Sunday, December 9, 2012

Better Candidates? Or Better Campaigns? The Food Fight within the GOP

There are at least two major competing theories on how the Republican Party can win:

There is the “blame the candidate” theory.

There is the “run better campaigns” theory.

(There are other major debates as well, such as issues, but meaningful discussion requires taking one major chunk at a time.)

The GOP is paralyzed and tearing itself apart because there is no agreement or consensus or even any common understanding of what others are saying. Each side is so indoctrinated in its own assumptions of what is “self evidently” true (they think) that each side doesn’t even recognize or understand what is being said.

Furthermore, interlopers who want to destroy the Republican party keep giving “advice” to the GOP. This has been going on for decades when the mainstream media and Democrats in national discussion purport to tell the Republican Party how to win, when those giving advice are dedicated to making Republicans lose. So here we have “advice” from those who openly admit they are playing for the other team or eventually make it clear throughout the course of their comments.

So, a lot of energy and words are being given aimed at (a) encouraging Republicans to stab each other in the back and inciting Republicans to fight one another and (b) encouraging theories that keep Republicans untrained and uninvolved, and ensure Democrat victories in the future.

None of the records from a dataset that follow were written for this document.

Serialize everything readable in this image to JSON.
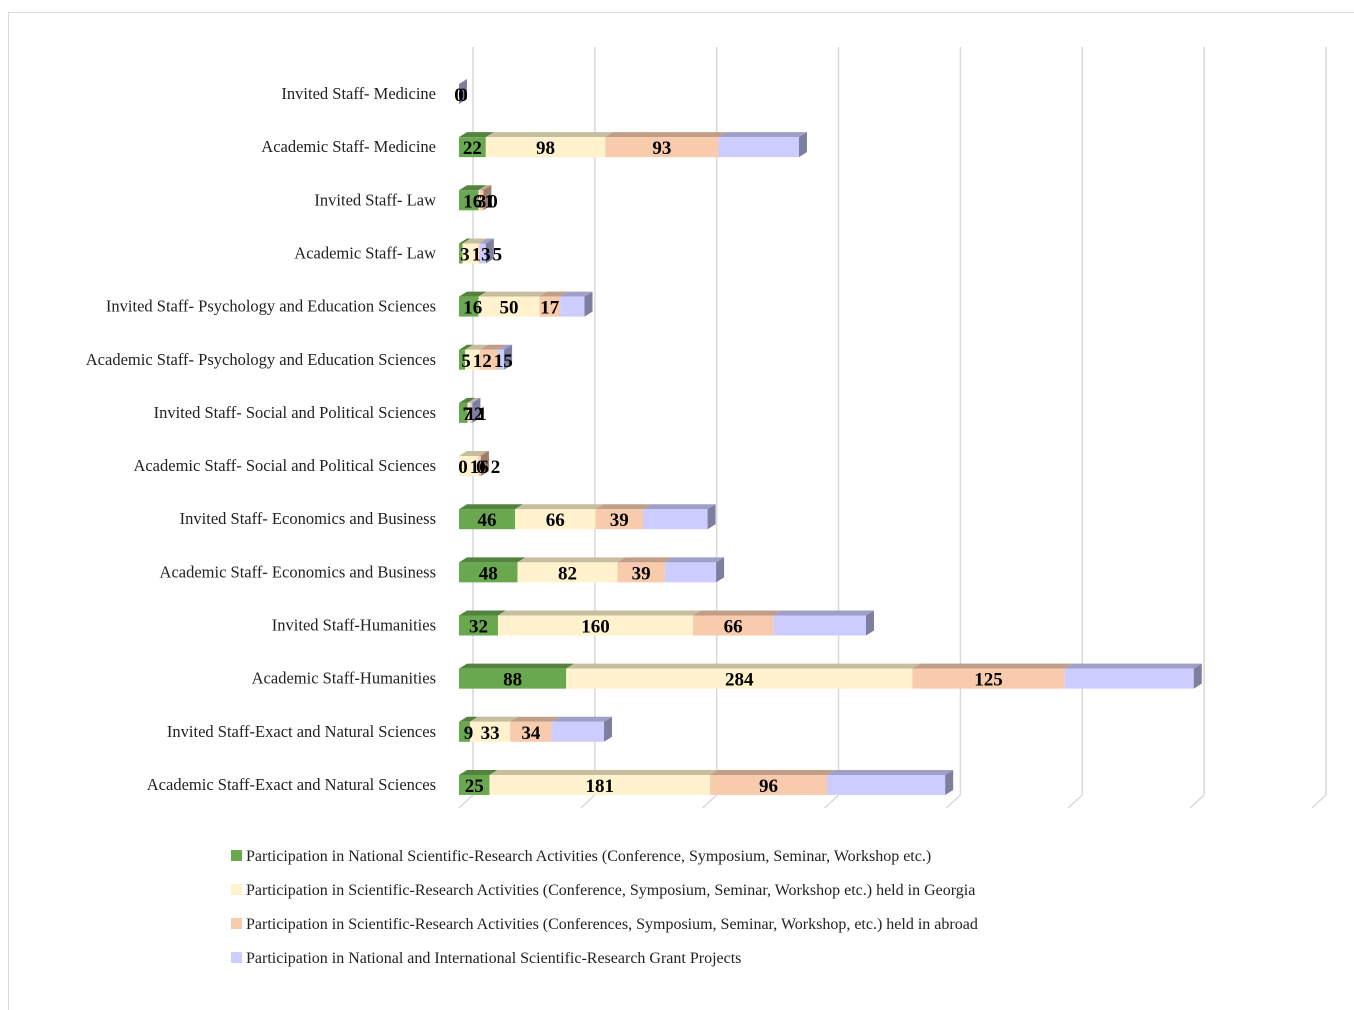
{
  "chart_data": {
    "type": "bar",
    "orientation": "horizontal",
    "stacked": true,
    "style": "3d",
    "title": "",
    "xlabel": "",
    "ylabel": "",
    "grid": true,
    "legend_position": "bottom",
    "categories": [
      "Invited Staff- Medicine",
      "Academic Staff- Medicine",
      "Invited Staff- Law",
      "Academic Staff- Law",
      "Invited Staff- Psychology and Education Sciences",
      "Academic Staff- Psychology and Education Sciences",
      "Invited Staff- Social and Political Sciences",
      "Academic Staff- Social and Political Sciences",
      "Invited Staff- Economics and Business",
      "Academic Staff- Economics and Business",
      "Invited Staff-Humanities",
      "Academic Staff-Humanities",
      "Invited Staff-Exact and Natural Sciences",
      "Academic Staff-Exact and Natural Sciences"
    ],
    "series": [
      {
        "name": "Participation in National Scientific-Research Activities (Conference, Symposium, Seminar, Workshop etc.)",
        "color": "#6aa84f",
        "values": [
          0,
          22,
          16,
          3,
          16,
          5,
          7,
          0,
          46,
          48,
          32,
          88,
          9,
          25
        ]
      },
      {
        "name": "Participation in Scientific-Research Activities (Conference, Symposium, Seminar, Workshop etc.)  held in Georgia",
        "color": "#fff2cc",
        "values": [
          0,
          98,
          1,
          13,
          50,
          12,
          2,
          16,
          66,
          82,
          160,
          284,
          33,
          181
        ]
      },
      {
        "name": "Participation in Scientific-Research Activities (Conferences, Symposium, Seminar, Workshop, etc.) held in abroad",
        "color": "#f8cbad",
        "values": [
          0,
          93,
          3,
          1,
          17,
          15,
          1,
          2,
          39,
          39,
          66,
          125,
          34,
          96
        ]
      },
      {
        "name": "Participation in National and International Scientific-Research Grant Projects",
        "color": "#ccccff",
        "values": [
          0,
          66,
          0,
          5,
          20,
          5,
          1,
          0,
          53,
          42,
          76,
          106,
          43,
          97
        ]
      }
    ],
    "data_labels": [
      [
        "0",
        "0",
        "",
        ""
      ],
      [
        "22",
        "98",
        "93",
        ""
      ],
      [
        "16",
        "1",
        "3",
        "0"
      ],
      [
        "3",
        "13",
        "",
        "5"
      ],
      [
        "16",
        "50",
        "17",
        ""
      ],
      [
        "5",
        "12",
        "15",
        ""
      ],
      [
        "7",
        "2",
        "1",
        "1"
      ],
      [
        "0",
        "16",
        "2",
        "0"
      ],
      [
        "46",
        "66",
        "39",
        ""
      ],
      [
        "48",
        "82",
        "39",
        ""
      ],
      [
        "32",
        "160",
        "66",
        ""
      ],
      [
        "88",
        "284",
        "125",
        ""
      ],
      [
        "9",
        "33",
        "34",
        ""
      ],
      [
        "25",
        "181",
        "96",
        ""
      ]
    ],
    "xlim": [
      0,
      700
    ]
  }
}
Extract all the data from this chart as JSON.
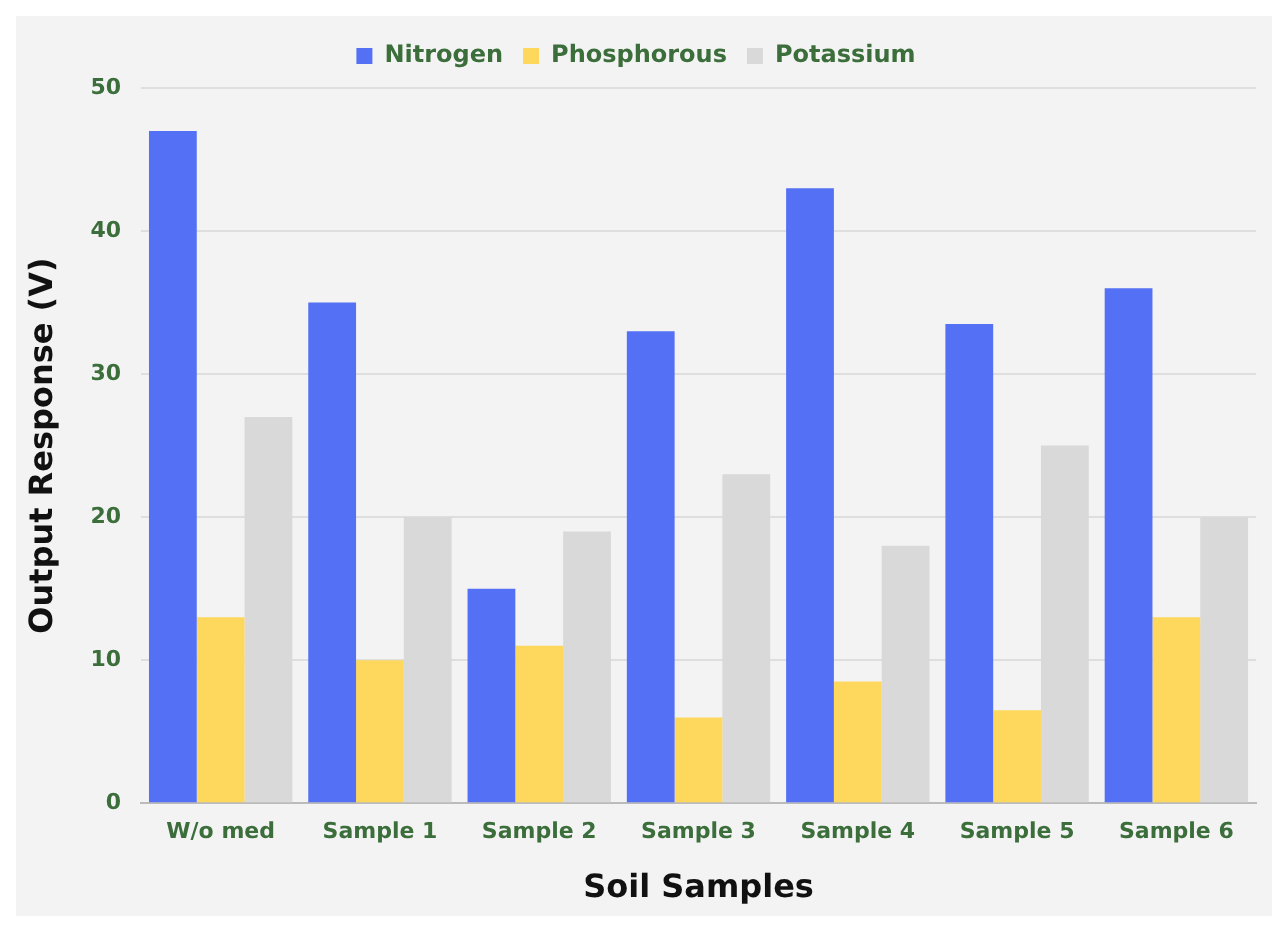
{
  "chart_data": {
    "type": "bar",
    "xlabel": "Soil Samples",
    "ylabel": "Output Response (V)",
    "categories": [
      "W/o med",
      "Sample 1",
      "Sample 2",
      "Sample 3",
      "Sample 4",
      "Sample 5",
      "Sample 6"
    ],
    "series": [
      {
        "name": "Nitrogen",
        "color": "#5470f5",
        "values": [
          47,
          35,
          15,
          33,
          43,
          33.5,
          36
        ]
      },
      {
        "name": "Phosphorous",
        "color": "#fdd85d",
        "values": [
          13,
          10,
          11,
          6,
          8.5,
          6.5,
          13
        ]
      },
      {
        "name": "Potassium",
        "color": "#d9d9d9",
        "values": [
          27,
          20,
          19,
          23,
          18,
          25,
          20
        ]
      }
    ],
    "ylim": [
      0,
      50
    ],
    "yticks": [
      0,
      10,
      20,
      30,
      40,
      50
    ],
    "grid": "y",
    "legend": "top"
  }
}
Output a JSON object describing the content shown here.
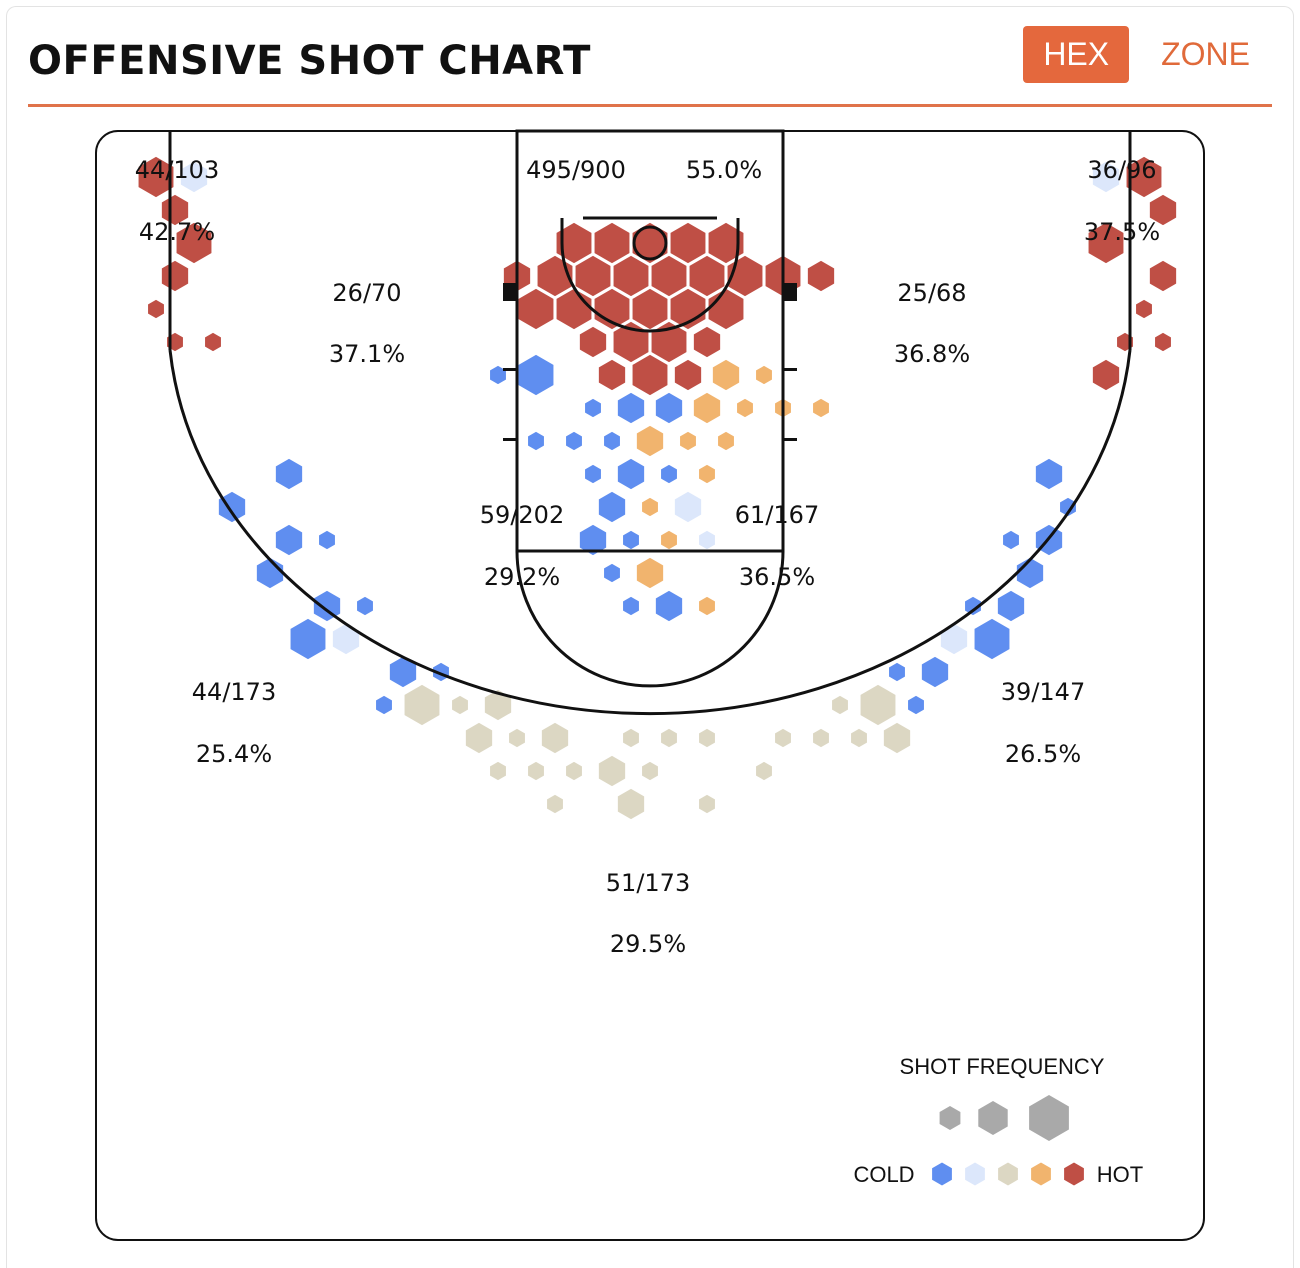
{
  "header": {
    "title": "OFFENSIVE SHOT CHART",
    "tabs": [
      {
        "label": "HEX",
        "active": true
      },
      {
        "label": "ZONE",
        "active": false
      }
    ]
  },
  "chart_data": {
    "type": "hexbin-shot-chart",
    "title": "OFFENSIVE SHOT CHART",
    "colors": {
      "cold": "#5f8ef0",
      "cool": "#dce7fb",
      "neutral": "#dcd7c3",
      "warm": "#f1b46e",
      "hot": "#bf4f45"
    },
    "zones": [
      {
        "id": "left-corner-3",
        "made_attempts": "44/103",
        "pct": "42.7%"
      },
      {
        "id": "restricted-area",
        "made_attempts": "495/900",
        "pct": "55.0%"
      },
      {
        "id": "right-corner-3",
        "made_attempts": "36/96",
        "pct": "37.5%"
      },
      {
        "id": "left-short-baseline",
        "made_attempts": "26/70",
        "pct": "37.1%"
      },
      {
        "id": "right-short-baseline",
        "made_attempts": "25/68",
        "pct": "36.8%"
      },
      {
        "id": "left-paint",
        "made_attempts": "59/202",
        "pct": "29.2%"
      },
      {
        "id": "right-paint",
        "made_attempts": "61/167",
        "pct": "36.5%"
      },
      {
        "id": "left-wing-3",
        "made_attempts": "44/173",
        "pct": "25.4%"
      },
      {
        "id": "right-wing-3",
        "made_attempts": "39/147",
        "pct": "26.5%"
      },
      {
        "id": "top-of-key-3",
        "made_attempts": "51/173",
        "pct": "29.5%"
      }
    ],
    "hexes": [
      [
        "hot",
        3,
        -84,
        -14
      ],
      [
        "hot",
        3,
        -84,
        7
      ],
      [
        "hot",
        3,
        -73,
        12
      ],
      [
        "hot",
        3,
        -73,
        -7
      ],
      [
        "hot",
        3,
        -63,
        -14
      ],
      [
        "hot",
        3,
        -63,
        5
      ],
      [
        "hot",
        3,
        -55,
        -7
      ],
      [
        "hot",
        3,
        -45,
        -14
      ],
      [
        "hot",
        3,
        -45,
        14
      ],
      [
        "hot",
        3,
        -42,
        8
      ],
      [
        "hot",
        3,
        -21,
        -14
      ],
      [
        "hot",
        3,
        -12,
        -14
      ],
      [
        "hot",
        3,
        -8,
        8
      ],
      [
        "hot",
        3,
        -2,
        -7
      ],
      [
        "hot",
        3,
        0,
        -14
      ],
      [
        "hot",
        3,
        0,
        20
      ],
      [
        "hot",
        3,
        8,
        8
      ],
      [
        "hot",
        3,
        12,
        -14
      ],
      [
        "hot",
        3,
        21,
        -14
      ],
      [
        "hot",
        3,
        26,
        14
      ],
      [
        "hot",
        3,
        45,
        -14
      ],
      [
        "hot",
        3,
        45,
        14
      ],
      [
        "hot",
        3,
        55,
        -7
      ],
      [
        "hot",
        3,
        63,
        -14
      ],
      [
        "hot",
        3,
        63,
        5
      ],
      [
        "hot",
        3,
        73,
        -7
      ],
      [
        "hot",
        3,
        73,
        12
      ],
      [
        "hot",
        3,
        84,
        -14
      ],
      [
        "hot",
        3,
        84,
        7
      ],
      [
        "hot",
        2,
        -25,
        -7
      ],
      [
        "hot",
        2,
        -16,
        -7
      ],
      [
        "hot",
        2,
        -22,
        4
      ],
      [
        "hot",
        2,
        -13,
        4
      ],
      [
        "hot",
        2,
        -4,
        4
      ],
      [
        "hot",
        2,
        -8,
        -7
      ],
      [
        "hot",
        2,
        8,
        -7
      ],
      [
        "hot",
        2,
        16,
        -7
      ],
      [
        "hot",
        2,
        25,
        -7
      ],
      [
        "hot",
        2,
        22,
        4
      ],
      [
        "hot",
        2,
        13,
        4
      ],
      [
        "hot",
        2,
        4,
        4
      ],
      [
        "hot",
        2,
        -4,
        16
      ],
      [
        "hot",
        2,
        4,
        16
      ],
      [
        "hot",
        2,
        -12,
        16
      ],
      [
        "hot",
        2,
        12,
        16
      ],
      [
        "hot",
        2,
        8,
        28
      ],
      [
        "hot",
        2,
        -16,
        28
      ],
      [
        "hot",
        2,
        0,
        28
      ],
      [
        "hot",
        2,
        16,
        28
      ],
      [
        "hot",
        2,
        24,
        28
      ]
    ]
  },
  "legend": {
    "title": "SHOT FREQUENCY",
    "cold_label": "COLD",
    "hot_label": "HOT",
    "swatches": [
      "cold",
      "cool",
      "neutral",
      "warm",
      "hot"
    ]
  }
}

So, the “blame the candidate” theory argues that if only we had “quality” candidates they would  auto-magically follow a “ballistic trajectory” from announcement day to election day, and the outcome of the election would be completely predetermined by simply the quality of the candidate.

Republican insiders push a candidate-based political Calvinism. Pick a great candidate and the candidate will inevitably win just for being such a great guy, like night follows day. The outcome is predetermined simply by the selection of the candidate.

This was Mitt Romney.  Many assured us that (1) Mitt Romney would win because he has no baggage (SURPRISE!) and (2) Romney would auto-magically win just because he is such a “quality” candidate.

This debate is still raging in Delaware, where the “blame the candidate” theory is especially doubtful, because the fabled “quality” candidates choose not to run. The “magic Republican” candidates people hope for clearly are not interested in running for office. Why would they want to?

But the “blame the candidate” theory has great appeal.

The “blame the candidate” theory justifies people sitting at home on their sofas and simply throwing bricks and rotten tomatoes during the commercials in reruns of “Family Guy” and not actually doing anything. If the only problem is the candidate, you can always find something to criticize other than in yourself and your own behavior.

The other theory (“run better campaigns”) requires people to take responsibility, take “OWNERSHIP” of the outcome of election, and to actually make things happen for yourself.

Under the “run better campaigns” theory, you have control of your own participation (at least in part). YOU CAN BE EMPOWERED. You can gain knowledge, power, strength, and influence by your own initiative, not dependent upon anyone else. You don’t need to wait for anyone else. You don’t need anyone’s permission. You are not under anyone’s control. The power is in your hands.

So you can go out and learn more and more and be an expert in how to win elections. You can be the resource in campaigns, election after election, so that candidates need you.

Under the “blame the candidate” theory, there is nothing you can do until the fabled “quality” candidate comes forward (which will never actually happen, because no matter how good the candidate, you can always find something wrong).

And until a “quality” candidate sees that Republicans know how to win campaigns — not just beat each other over the head with campaign signs — what “quality” candidate in his or her right mind would ever enter the race?

But there’s a problem: If you think you know it all already, then you cannot learn more.

Until you realize that there is more to know, you won’t go out looking to learn it.

If you think you have “arrived,” then you cannot rise any higher.

 However, none of this is meant to suggest that anyone should repeat what happened in past elections. However, a person who does not study past experiences to learn from them is impoverished by a failure to learn. What makes civilization a success is when we stand on the shoulders of past generations. We look at past elections *NOT* to hold them up as examples to be repeated, but to gain as much understanding as possible, to do better in the future.

Also, no one is suggesting that better candidates are not better than worse candidates. But if you think that the quality of the candidate is the ONLY component of a winning campaign, you are going to get slaughtered. It is always better to have a better candidate. But candidate selection is only the very early beginning, not the end of the story.

Beware people who want to elect Democrats telling Republicans “Don’t bother getting more training and knowledge on how to win elections.”